City of Pirates has been described as an oneiric, surrealist film due in large part to its incorporation of surrealist hallmarks such as the "trust in ecstasy, scandal, the call of the wild, mystification, prophetic dreams, humour, the uncanny." However, Goddard argues that the film rather makes "use of particular surrealist procedures for the specific purpose of destabilising normative narrative forms and opening up cinematic potentials beyond the telling of a single, organic story, knowable in its entirety." As opposed to being entirely surrealistic, City of Pirates freely incorporates and associates with this style in a broader approach to filmmaking that can be more easily categorized as neo-Baroque; its use of allegory, mythology, and the disjuncture of perceived space and occupied space (by both the camera and the characters as well as the spectators themselves) all point to this.

===Filming===
The film was shot in Portugal over a period of three weeks.

Ruiz incorporates a number of cinematic techniques to craft the look of the film.

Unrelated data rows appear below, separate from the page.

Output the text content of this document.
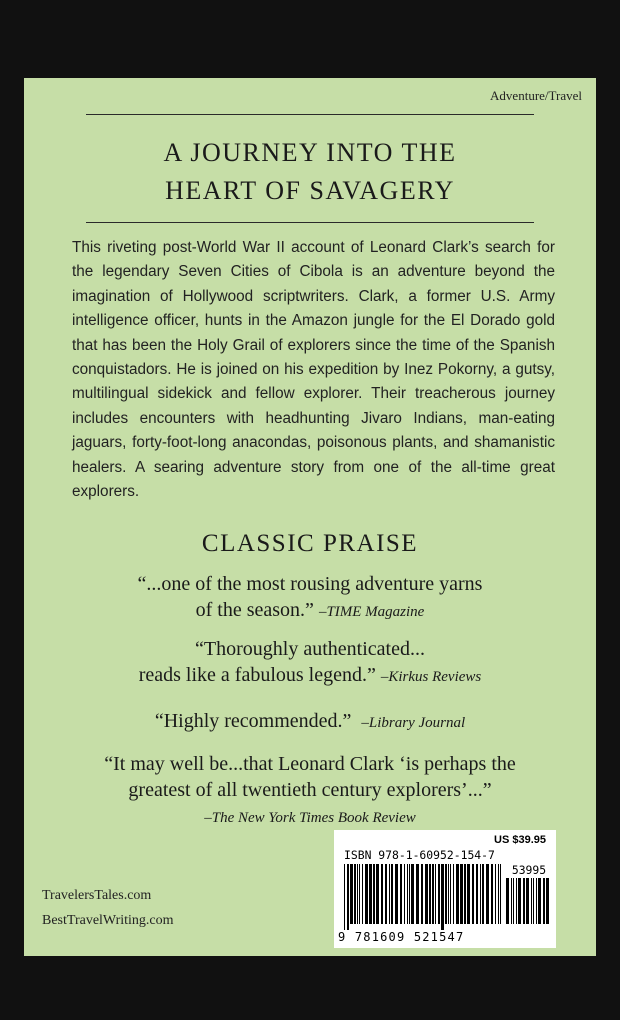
Adventure/Travel
A JOURNEY INTO THE
HEART OF SAVAGERY

This riveting post-World War II account of Leonard Clark’s search for the legendary Seven Cities of Cibola is an adventure beyond the imagination of Hollywood scriptwriters. Clark, a former U.S. Army intelligence officer, hunts in the Amazon jungle for the El Dorado gold that has been the Holy Grail of explorers since the time of the Spanish conquistadors. He is joined on his expedition by Inez Pokorny, a gutsy, multilingual sidekick and fellow explorer. Their treacherous journey includes encounters with headhunting Jivaro Indians, man-eating jaguars, forty-foot-long anacondas, poisonous plants, and shamanistic healers. A searing adventure story from one of the all-time great explorers.

CLASSIC PRAISE
“...one of the most rousing adventure yarns
of the season.” –TIME Magazine
“Thoroughly authenticated...
reads like a fabulous legend.” –Kirkus Reviews
“Highly recommended.” –Library Journal
“It may well be...that Leonard Clark ‘is perhaps the
greatest of all twentieth century explorers’...”
–The New York Times Book Review
TravelersTales.com
BestTravelWriting.com
US $39.95
ISBN 978-1-60952-154-7
53995
9 781609 521547
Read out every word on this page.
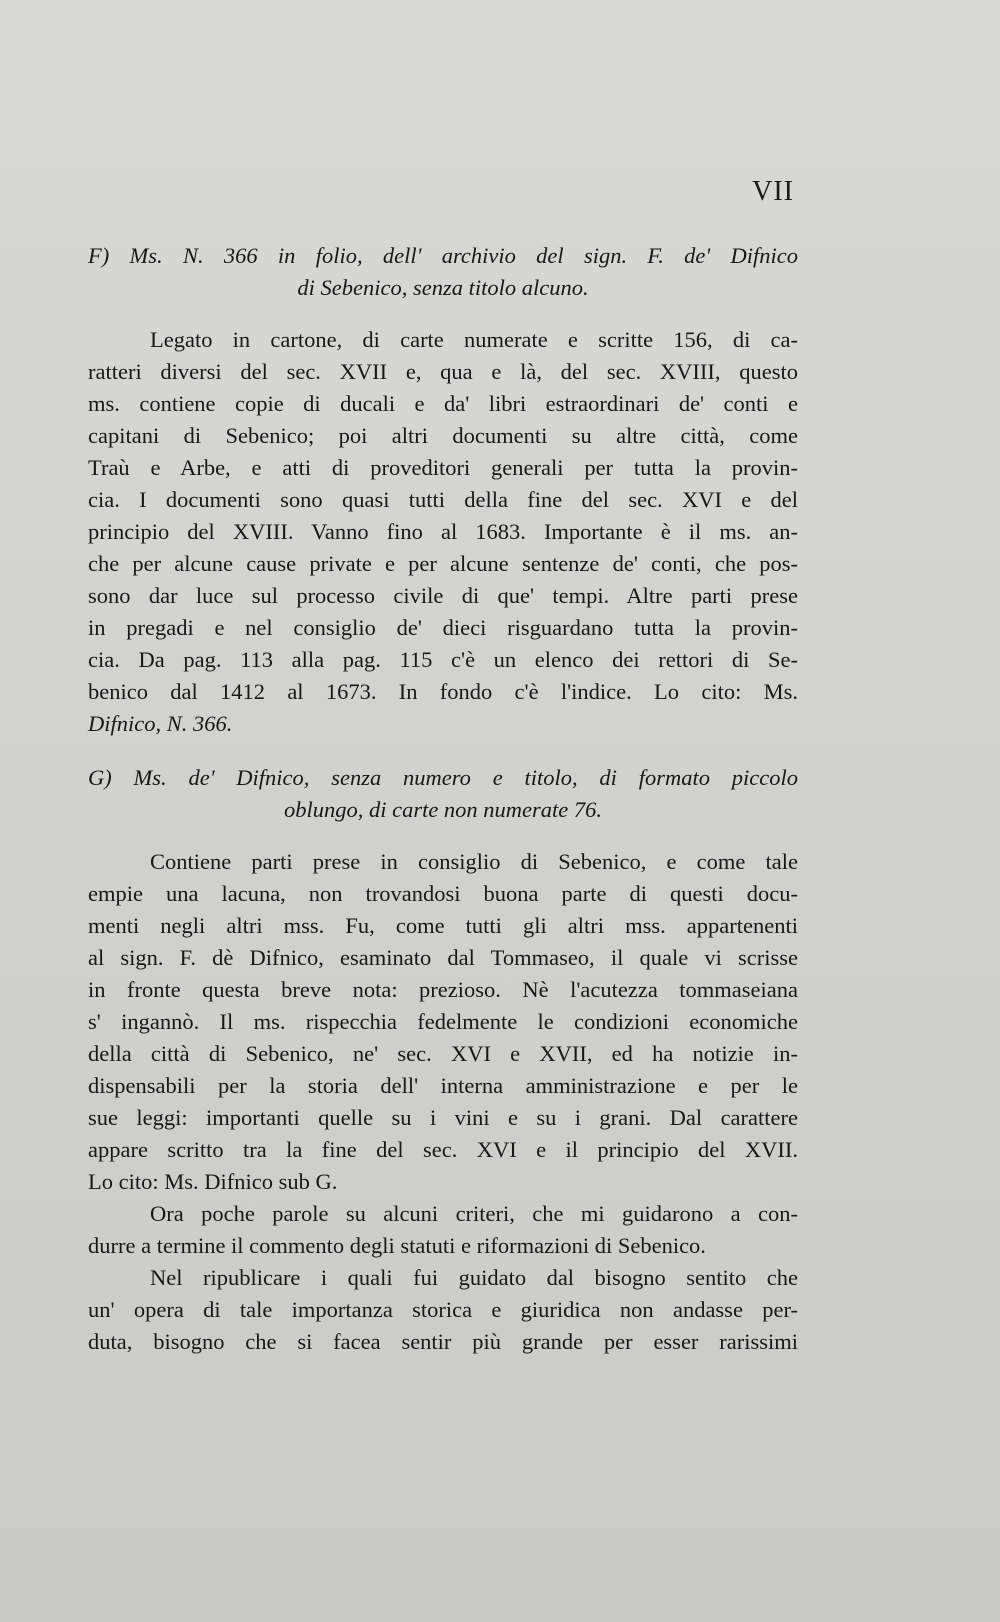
VII
F) Ms. N. 366 in folio, dell' archivio del sign. F. de' Difnico
di Sebenico, senza titolo alcuno.
Legato in cartone, di carte numerate e scritte 156, di ca-
ratteri diversi del sec. XVII e, qua e là, del sec. XVIII, questo
ms. contiene copie di ducali e da' libri estraordinari de' conti e
capitani di Sebenico; poi altri documenti su altre città, come
Traù e Arbe, e atti di proveditori generali per tutta la provin-
cia. I documenti sono quasi tutti della fine del sec. XVI e del
principio del XVIII. Vanno fino al 1683. Importante è il ms. an-
che per alcune cause private e per alcune sentenze de' conti, che pos-
sono dar luce sul processo civile di que' tempi. Altre parti prese
in pregadi e nel consiglio de' dieci risguardano tutta la provin-
cia. Da pag. 113 alla pag. 115 c'è un elenco dei rettori di Se-
benico dal 1412 al 1673. In fondo c'è l'indice. Lo cito: Ms.
Difnico, N. 366.
G) Ms. de' Difnico, senza numero e titolo, di formato piccolo
oblungo, di carte non numerate 76.
Contiene parti prese in consiglio di Sebenico, e come tale
empie una lacuna, non trovandosi buona parte di questi docu-
menti negli altri mss. Fu, come tutti gli altri mss. appartenenti
al sign. F. dè Difnico, esaminato dal Tommaseo, il quale vi scrisse
in fronte questa breve nota: prezioso. Nè l'acutezza tommaseiana
s' ingannò. Il ms. rispecchia fedelmente le condizioni economiche
della città di Sebenico, ne' sec. XVI e XVII, ed ha notizie in-
dispensabili per la storia dell' interna amministrazione e per le
sue leggi: importanti quelle su i vini e su i grani. Dal carattere
appare scritto tra la fine del sec. XVI e il principio del XVII.
Lo cito: Ms. Difnico sub G.
Ora poche parole su alcuni criteri, che mi guidarono a con-
durre a termine il commento degli statuti e riformazioni di Sebenico.
Nel ripublicare i quali fui guidato dal bisogno sentito che
un' opera di tale importanza storica e giuridica non andasse per-
duta, bisogno che si facea sentir più grande per esser rarissimi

Some of the most prominent are the experimental use of filters, a split-focus diopter, under- and oversaturation of the film stock, the superimposition of shots, extended camera movements and awkward and unnatural camera angles that "are only possible cinematically... but that nevertheless generate their own consistent reality."

The film is also notable as the debut of the 10-year-old Poupaud as a perverse, murderous boy inspired by Peter Pan, Jean Vigo's Zéro de conduite (1933), Antoine de Saint-Exupéry's The Little Prince (1943) and Jean Genet's essay "The Criminal Child" (1949). Poupaud went on to act in another ten Ruiz films over the next thirty years. In a March 2016 Lincoln Center masterclass, Poupaud said of the shoot that, "Raúl Ruiz told me that I was Pinocchio and Pinochet at the same time."

==Release==
City of Pirates was screened to an international audience at the New York Film Festival in 1985.

===Critical reception===
The praise and reception of Ruiz's City of Pirates fell short of his previous film Three Crowns of the Sailor (1983) which had garnered him respect in the international film community and considerable box office in France. Much of the praise for City of Pirates was given retrospectively, not upon its initial release. For instance, Paul Hammond wrote of the film in 1985 that "If Ruiz's film palls in its compulsive retreading of trod ground, in its insistent miracle-working, it is because such desiring fictions are by definition interminable, and autonomous."

Dave Kehr of the Chicago Reader called the film "seductive" and "confounding", writing: "It's useless to describe the plot, which flows with perfect dream logic from one mysterious episode to the next". Dennis Schwartz of Ozus' World Movie Reviews gave the film a grade of "B+", and referred to it as "hypnotic, seductive and unique, but it was too confounding for me to feel comfortable with something that follows only dream logic." He also wrote that, "[o]f note, there is no city or pirates."

==Home media==
In 2001, City of Pirates was released on DVD in the PAL region by Gemini Films.